UMD and the University of Wisconsin are among other schools that have told students who travel for the break that they will not be allowed to return to campus. The university will switch to all online instruction, but campus will remain open for students who don’t have housing options.

The University of Georgia (38,920 students) and Youngstown State University (11,788) in Ohio will allow students to return to campus in person after the November 26 Thanksgiving holiday, they announced.

The University of Alabama (37,842 students), too, will resume classes after the break, and will offer exit testing for the Thanksgiving and winter breaks for students who request it.

Lawrence said testing and quarantine are key to controlling the spread of COVID-19 among college campuses.

“If students are going to be coming back, there has to be a combination of testing if they're going to be on campus, and quarantining, even if they're just going to be off-campus in off-campus apartments,” said Lawrence.

Lawrence said because of how quickly the virus spreads, universities returning after the break should implement a series of protocols for students.

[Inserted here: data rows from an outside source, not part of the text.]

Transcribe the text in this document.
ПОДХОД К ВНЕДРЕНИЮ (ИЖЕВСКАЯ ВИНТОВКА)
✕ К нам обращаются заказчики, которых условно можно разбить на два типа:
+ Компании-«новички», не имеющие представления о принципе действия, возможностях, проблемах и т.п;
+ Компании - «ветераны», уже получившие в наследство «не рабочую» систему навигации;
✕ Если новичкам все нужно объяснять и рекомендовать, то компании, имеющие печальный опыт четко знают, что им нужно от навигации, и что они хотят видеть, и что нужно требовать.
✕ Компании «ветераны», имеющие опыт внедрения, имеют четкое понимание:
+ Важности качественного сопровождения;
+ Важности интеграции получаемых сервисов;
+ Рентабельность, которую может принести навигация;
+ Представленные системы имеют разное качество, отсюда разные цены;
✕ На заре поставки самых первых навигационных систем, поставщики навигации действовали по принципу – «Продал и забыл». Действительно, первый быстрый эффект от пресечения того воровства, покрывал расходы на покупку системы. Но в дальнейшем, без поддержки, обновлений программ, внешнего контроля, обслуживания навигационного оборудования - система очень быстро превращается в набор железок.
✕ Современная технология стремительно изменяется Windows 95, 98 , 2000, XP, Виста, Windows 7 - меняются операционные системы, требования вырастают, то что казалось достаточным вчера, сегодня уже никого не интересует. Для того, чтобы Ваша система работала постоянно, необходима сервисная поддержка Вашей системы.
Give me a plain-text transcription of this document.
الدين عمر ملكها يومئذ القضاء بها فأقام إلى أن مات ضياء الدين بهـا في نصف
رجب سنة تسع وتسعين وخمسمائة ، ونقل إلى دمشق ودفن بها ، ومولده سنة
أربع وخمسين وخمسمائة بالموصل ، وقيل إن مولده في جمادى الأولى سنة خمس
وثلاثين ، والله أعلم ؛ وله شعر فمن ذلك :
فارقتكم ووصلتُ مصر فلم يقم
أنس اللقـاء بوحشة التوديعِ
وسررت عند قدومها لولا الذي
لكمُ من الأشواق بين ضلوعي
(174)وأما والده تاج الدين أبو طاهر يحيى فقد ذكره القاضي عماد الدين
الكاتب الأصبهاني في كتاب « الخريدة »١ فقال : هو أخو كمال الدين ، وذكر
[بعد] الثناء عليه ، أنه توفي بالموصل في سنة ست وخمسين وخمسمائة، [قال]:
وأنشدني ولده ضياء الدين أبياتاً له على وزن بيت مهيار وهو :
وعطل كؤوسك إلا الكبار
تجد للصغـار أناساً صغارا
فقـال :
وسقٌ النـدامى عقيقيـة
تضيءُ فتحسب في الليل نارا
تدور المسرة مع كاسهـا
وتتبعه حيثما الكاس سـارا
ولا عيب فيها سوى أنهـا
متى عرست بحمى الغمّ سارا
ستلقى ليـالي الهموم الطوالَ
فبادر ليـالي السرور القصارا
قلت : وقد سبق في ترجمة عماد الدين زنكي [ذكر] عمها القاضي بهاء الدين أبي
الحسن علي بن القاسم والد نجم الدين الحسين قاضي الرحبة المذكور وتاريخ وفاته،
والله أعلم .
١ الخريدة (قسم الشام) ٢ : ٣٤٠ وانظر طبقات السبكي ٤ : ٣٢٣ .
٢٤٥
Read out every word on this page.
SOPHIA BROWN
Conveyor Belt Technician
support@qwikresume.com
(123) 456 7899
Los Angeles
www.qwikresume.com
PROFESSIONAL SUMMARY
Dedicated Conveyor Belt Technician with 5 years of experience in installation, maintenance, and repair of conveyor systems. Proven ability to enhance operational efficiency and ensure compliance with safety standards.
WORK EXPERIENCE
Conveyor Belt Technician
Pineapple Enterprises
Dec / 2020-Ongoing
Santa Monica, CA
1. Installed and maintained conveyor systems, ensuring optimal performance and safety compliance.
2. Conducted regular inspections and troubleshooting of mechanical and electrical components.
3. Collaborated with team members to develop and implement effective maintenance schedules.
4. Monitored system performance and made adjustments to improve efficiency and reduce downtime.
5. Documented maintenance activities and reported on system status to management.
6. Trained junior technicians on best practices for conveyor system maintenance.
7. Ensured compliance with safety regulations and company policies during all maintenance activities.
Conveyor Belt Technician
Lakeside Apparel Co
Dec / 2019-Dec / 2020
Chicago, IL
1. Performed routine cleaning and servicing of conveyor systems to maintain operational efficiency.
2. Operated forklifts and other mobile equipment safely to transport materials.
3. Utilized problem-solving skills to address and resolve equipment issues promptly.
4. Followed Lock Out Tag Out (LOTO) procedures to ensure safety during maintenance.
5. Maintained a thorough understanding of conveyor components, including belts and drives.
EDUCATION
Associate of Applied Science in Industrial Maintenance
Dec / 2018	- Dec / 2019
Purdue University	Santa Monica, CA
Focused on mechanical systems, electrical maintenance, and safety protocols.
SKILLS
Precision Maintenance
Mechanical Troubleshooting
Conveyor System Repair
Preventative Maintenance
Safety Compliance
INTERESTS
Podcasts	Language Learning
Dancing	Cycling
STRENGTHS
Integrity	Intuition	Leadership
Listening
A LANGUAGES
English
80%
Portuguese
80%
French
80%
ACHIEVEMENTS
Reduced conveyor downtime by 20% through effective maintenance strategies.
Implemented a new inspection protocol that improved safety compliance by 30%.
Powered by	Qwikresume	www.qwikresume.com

“It's too much back and forth. That's too much interaction with people outside the bubble and coming back to campus,” said Lawrence.

“The model has to be a big break and then come January, February, a replay of the entire operation schools did in August and September, to bring students back to campus safely,” said Lawrence.

FILE - University of Illinois student Sarah Keeley, right, poses for a portrait on the college campus in Urbana, Ill., Oct. 6, 2020.
FILE - University of Illinois student Sarah Keeley, right, poses for a portrait on the college campus in Urbana, Ill., Oct. 6, 2020.

The American College Health Association issued an advisory in October to help colleges and universities navigate the end of the semester. The U.S. does not have a national plan for higher education and COVID-19.

Four sources are compiling information about colleges and COVID-19, including case-tracking maps: The New York Times, The Chronicle of Higher Education, Davidson College’s College Crisis Initiative (C2i), and Inside Higher Education.

Most international students face holidays alone or without family. Some schools are encouraging all their students not to go home for the break, and are offering alternative activities and turkey meals, the typical centerpiece on most American dinner tables for Thanksgiving.

Iuliia Rychkova is an international doctoral student at the University of Mississippi, which will end its fall semester before the Thanksgiving break.

“I'm going to stay in Oxford,” where the university has its main campus, she said.

“Honestly, I'm an international student, right? So it's kind of pricey to go home for a month,” said Rychkova, who is from Novokuznetsk, Russia, which lies east of Kazakhstan and west of Mongolia.